The opinion at hand, which forms the basis of this thread, is not an unusual one. It is a common perspective. Many people drew the line at martial dailies.
 

Emerikol

Adventurer
It's similar with Beyond the Wall. However, BtW is more young adult oriented. It takes inspiration from the novels of Ursula LeGuin (Earthsea), Lloyd Alexander (Chronicles of Prydain), Tolkien (The Hobbit), and arguably the first few books of Robert Jordan (Wheel of Time), where it is often about relatively young heroes exploring beyond the bounds of their lifelong homes and grow into heroes. It's why playbooks are generally are akin to "Would-Be Knight," "Self-Taught Mage," "Young Woodsman," or "Untested Thief," etc. You may be level 1 in the game, but you are level 0 in life. As such, BtW generally assumes that your characters belong to the same village or town.

Your background questions are generally about your history in this town: who are your parents? how were you distinguished as a child? how did you learn your trade? Who was village adult who you were close with? But most of these answers are fairly generic and give the player and GM room to collaboratively create. It's really about basic things like, "Okay, Player 2. You get to create and place a location in the town. Since you rolled that your parents are blacksmiths, perhaps you should add a smithy." Your players will create the minimum and then you get to fill in the rest.
I could probably live with this given the blacksmith background was already in place.



Yeah, WOIN looks pretty neat, but I have too many other systems to try first.
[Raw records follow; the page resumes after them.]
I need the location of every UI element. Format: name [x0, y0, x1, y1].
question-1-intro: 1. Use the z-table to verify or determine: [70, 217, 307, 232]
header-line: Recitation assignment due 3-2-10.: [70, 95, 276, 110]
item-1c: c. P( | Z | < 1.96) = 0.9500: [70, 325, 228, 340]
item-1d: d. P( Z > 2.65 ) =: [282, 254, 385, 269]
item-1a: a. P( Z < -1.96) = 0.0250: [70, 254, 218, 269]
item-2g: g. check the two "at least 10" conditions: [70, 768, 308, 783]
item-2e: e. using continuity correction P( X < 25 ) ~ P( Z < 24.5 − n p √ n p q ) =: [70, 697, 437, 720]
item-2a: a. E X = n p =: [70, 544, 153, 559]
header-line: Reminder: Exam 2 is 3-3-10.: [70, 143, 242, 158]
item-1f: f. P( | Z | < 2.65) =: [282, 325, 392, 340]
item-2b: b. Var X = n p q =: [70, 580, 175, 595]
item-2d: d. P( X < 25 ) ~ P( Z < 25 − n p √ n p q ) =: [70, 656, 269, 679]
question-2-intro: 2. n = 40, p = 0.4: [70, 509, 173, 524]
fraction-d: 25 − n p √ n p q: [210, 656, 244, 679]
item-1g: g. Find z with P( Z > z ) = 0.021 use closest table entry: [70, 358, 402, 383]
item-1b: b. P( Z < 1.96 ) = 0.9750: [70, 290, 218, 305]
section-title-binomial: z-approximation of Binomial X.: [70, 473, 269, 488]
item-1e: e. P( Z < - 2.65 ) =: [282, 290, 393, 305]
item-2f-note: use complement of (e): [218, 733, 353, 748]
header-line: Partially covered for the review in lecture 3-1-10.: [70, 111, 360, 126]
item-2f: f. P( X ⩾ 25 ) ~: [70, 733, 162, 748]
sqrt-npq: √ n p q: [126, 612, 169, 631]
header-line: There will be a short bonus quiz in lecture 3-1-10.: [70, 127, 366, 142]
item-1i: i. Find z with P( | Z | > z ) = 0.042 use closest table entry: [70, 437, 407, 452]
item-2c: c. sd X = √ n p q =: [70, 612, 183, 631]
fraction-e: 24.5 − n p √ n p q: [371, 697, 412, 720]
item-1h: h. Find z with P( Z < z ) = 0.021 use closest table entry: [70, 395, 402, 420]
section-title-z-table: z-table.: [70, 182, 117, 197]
Aldarc;7459636 Although this is 'metagame' - and not appropriate for your tastes - it also isn't an issue for me because of how it blends player and player character engagement. The player must engage and roleplay their character in order to invoke their aspects. The player characters are pushing themselves when it pertains to who they are said:
Blending player and character engagement is practically the definition. I understand though there are different types of metagame and they offend people sensibilities differently. For example, a daily martial power might be less acceptable than a fate point because the character has to know about such a thing whereas you might keep the fate point aspect (forgive the pun) of it completely away from the characters view. I don't like either but I do understand there are degrees and some people go so far and no farther.

Aldarc;7459636 Sure but sometimes you don't necessarily know what would be appropriate for your character until during the midst of play itself. IMO said:
You see, what if a map exists and there is no secret entrance. I tend to have that sort of thing worked out ahead of time. I'm old school I guess but my players still map.


I will check out black hack.
 

Emerikol

Adventurer
Maybe I missed your specific definition, but when I use the term, it refers to the decisions you make as your character and how those decisions are influenced by things that the character doesn't know. Free-form world creation as-you-go wouldn't be meta-game, as I understand the term, because it has nothing to do with your character; it takes place entirely outside of the character's influence. (But if someone acting in the capacity of world-designer is making decisions based on information that they can't know, like who the PCs are, then that's meta-gaming from the other side; you wouldn't be authentically role-playing the gods, or any of the countless NPCs in the history of that world, if your decisions take the PCs into account.)

It's still out-of-character player agency, of course, which I'm not a fan of. I would never play a game that asked the player to do such things, because the reason I play a role-playing game is so I can role-play, and I don't want to be dragged out of character like that.

You see metagaming to one degree (see my example in the response above). I want the players making only decisions as their characters. Yes even to me it's probably worse if the player character is making metagame decisions but both are so far past where I want to be that it really doesn't matter.